Show HN: Agent.exe, a cross-platform app to let 3.5 Sonnet control your machine

Overview & Concept

  • App exposes Anthropic’s new “Computer Use” capability via an Electron desktop client, letting Claude 3.5 Sonnet operate your OS (open browser, click, type, etc.).
  • Intended uses discussed: flight and gift shopping, Amazon cart filling, monitoring sites (e.g., CD rates, pandemic-era Amazon slots), UI testing, and general “assistant” work.

Setup, UX & Platform Issues

  • Some disappointed setup isn’t as simple as running a single binary.
  • Coordinate mapping is buggy on macOS, Windows, and in sandbox/VM; clicks often miss targets, especially on non-standard resolutions.
  • The app’s own window frequently obscures parts of the UI, causing the model to misread state; suggestions include auto-hiding the window, capturing only a target window, or using a less intrusive frame/toolbar.

Security, Privacy & Banking

  • Many call it “malware-like” or a “botnet waiting to happen,” warning not to run on a primary machine.
  • Recommended mitigations: separate user account, no sudo, dedicated VM, and possibly network isolation.
  • Debate over banking risk: EU posters cite strong 2FA (PSD2, hardware tokens, apps); US posters note “trusted device” flows and weak per-transaction 2FA.
  • Concerns that LLMs can easily leak sensitive data while “doing useful work,” with no AV/firewall model for this risk.

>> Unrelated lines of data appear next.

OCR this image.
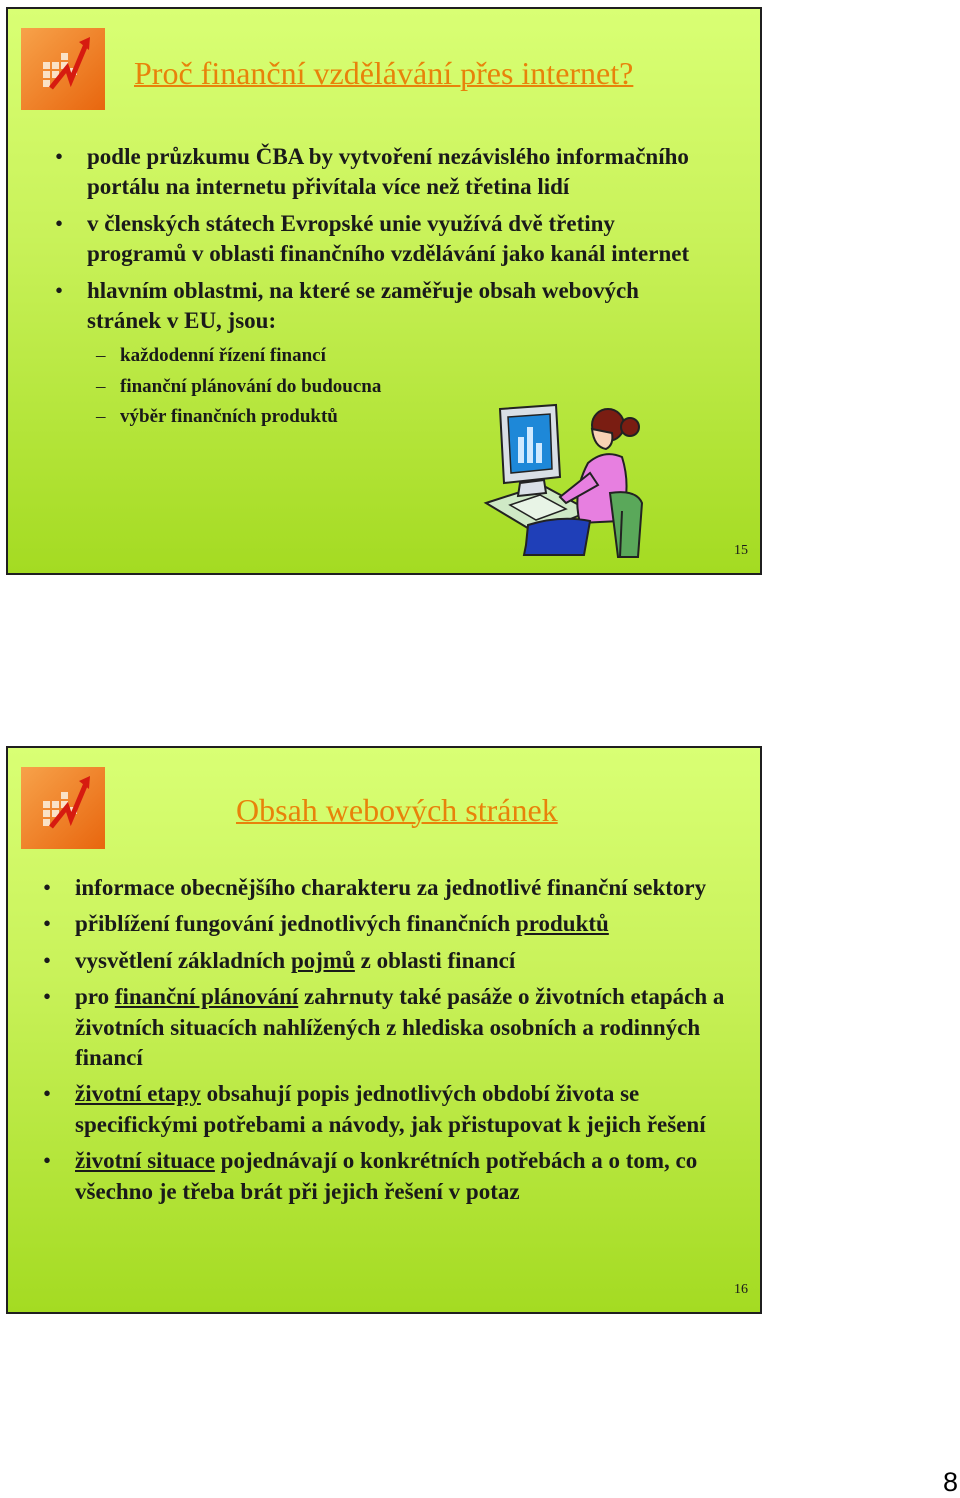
Proč finanční vzdělávání přes internet?
• podle průzkumu ČBA by vytvoření nezávislého informačního portálu na internetu přivítala více než třetina lidí
• v členských státech Evropské unie využívá dvě třetiny programů v oblasti finančního vzdělávání jako kanál internet
• hlavním oblastmi, na které se zaměřuje obsah webových stránek v EU, jsou:
– každodenní řízení financí
– finanční plánování do budoucna
– výběr finančních produktů
15
Obsah webových stránek
• informace obecnějšího charakteru za jednotlivé finanční sektory
• přiblížení fungování jednotlivých finančních produktů
• vysvětlení základních pojmů z oblasti financí
• pro finanční plánování zahrnuty také pasáže o životních etapách a životních situacích nahlížených z hlediska osobních a rodinných financí
• životní etapy obsahují popis jednotlivých období života se specifickými potřebami a návody, jak přistupovat k jejich řešení
• životní situace pojednávají o konkrétních potřebách a o tom, co všechno je třeba brát při jejich řešení v potaz
16
8
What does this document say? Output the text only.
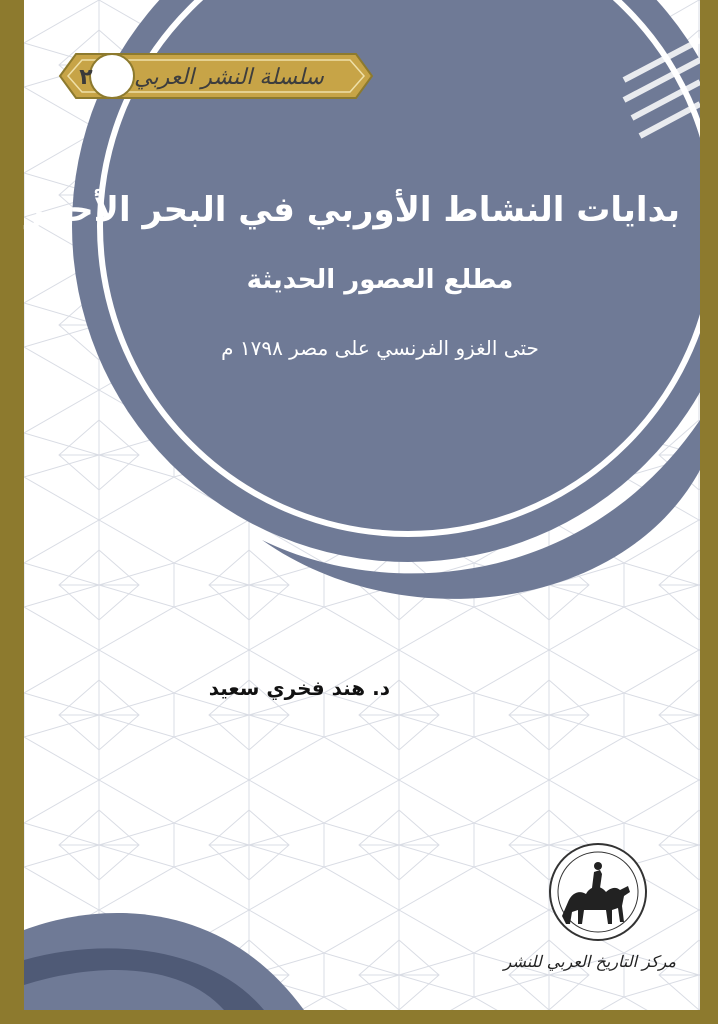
٢	سلسلة النشر العربي
بدايات النشاط الأوربي في البحر الأحمر
مطلع العصور الحديثة
حتى الغزو الفرنسي على مصر ١٧٩٨ م
د. هند فخري سعيد
مركز التاريخ العربي للنشر
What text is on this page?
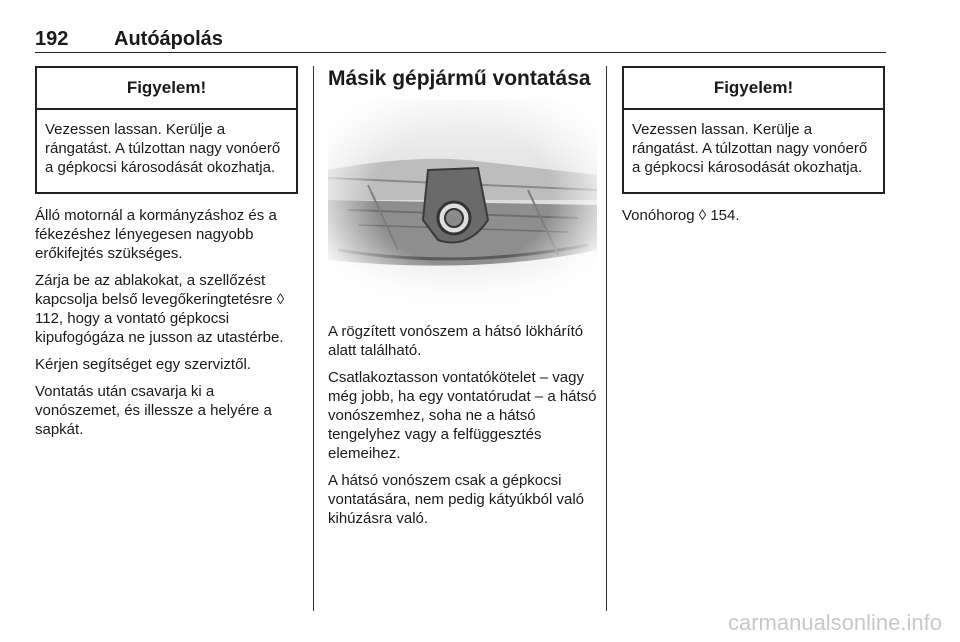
192 Autóápolás
Figyelem!
Vezessen lassan. Kerülje a rángatást. A túlzottan nagy vonóerő a gépkocsi károsodását okozhatja.

Álló motornál a kormányzáshoz és a fékezéshez lényegesen nagyobb erőkifejtés szükséges.

Zárja be az ablakokat, a szellőzést kapcsolja belső levegőkeringtetésre ◊ 112, hogy a vontató gépkocsi kipufogógáza ne jusson az utastérbe.

Kérjen segítséget egy szerviztől.

Vontatás után csavarja ki a vonószemet, és illessze a helyére a sapkát.

Másik gépjármű vontatása

A rögzített vonószem a hátsó lökhárító alatt található.

Csatlakoztasson vontatókötelet – vagy még jobb, ha egy vontatórudat – a hátsó vonószemhez, soha ne a hátsó tengelyhez vagy a felfüggesztés elemeihez.

A hátsó vonószem csak a gépkocsi vontatására, nem pedig kátyúkból való kihúzásra való.

Figyelem!
Vezessen lassan. Kerülje a rángatást. A túlzottan nagy vonóerő a gépkocsi károsodását okozhatja.

Vonóhorog ◊ 154.

carmanualsonline.info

Behavior, Reliability & Safety Rails

  • Claude shows quirky “personality”: preference for Firefox, occasional wandering into Yellowstone photos.
  • Safety rails block some actions (e.g., sending Discord/WhatsApp messages), but users question the rationale and completeness.
  • Reliability is poor: wrong flight dates, mis-clicks in CAD/3D tools, confusion between search and message fields, inability to verify results, yet still declaring success.
  • Works for trivial tasks (reading system time), fails surprisingly often on slightly more complex ones.

Cost & Performance

  • Reported costs: ~$0.38–$0.50 for simple multi-step tasks; latency is several seconds per action.
  • Some liken current costs to a high hourly rate for an unreliable assistant; others expect prices and quality to improve, though this is disputed.

Broader Implications & Ethics

  • Split between excitement (“start of Skynet,” major productivity and testing potential, big shift in software work) and alarm (Pandora’s box, intentional malware, undefined/non-deterministic behavior normalized).
  • Several see strong accessibility potential (hands-free computer use, voice+LLM hybrids), while others argue ethics and safety training for developers are lagging far behind these capabilities.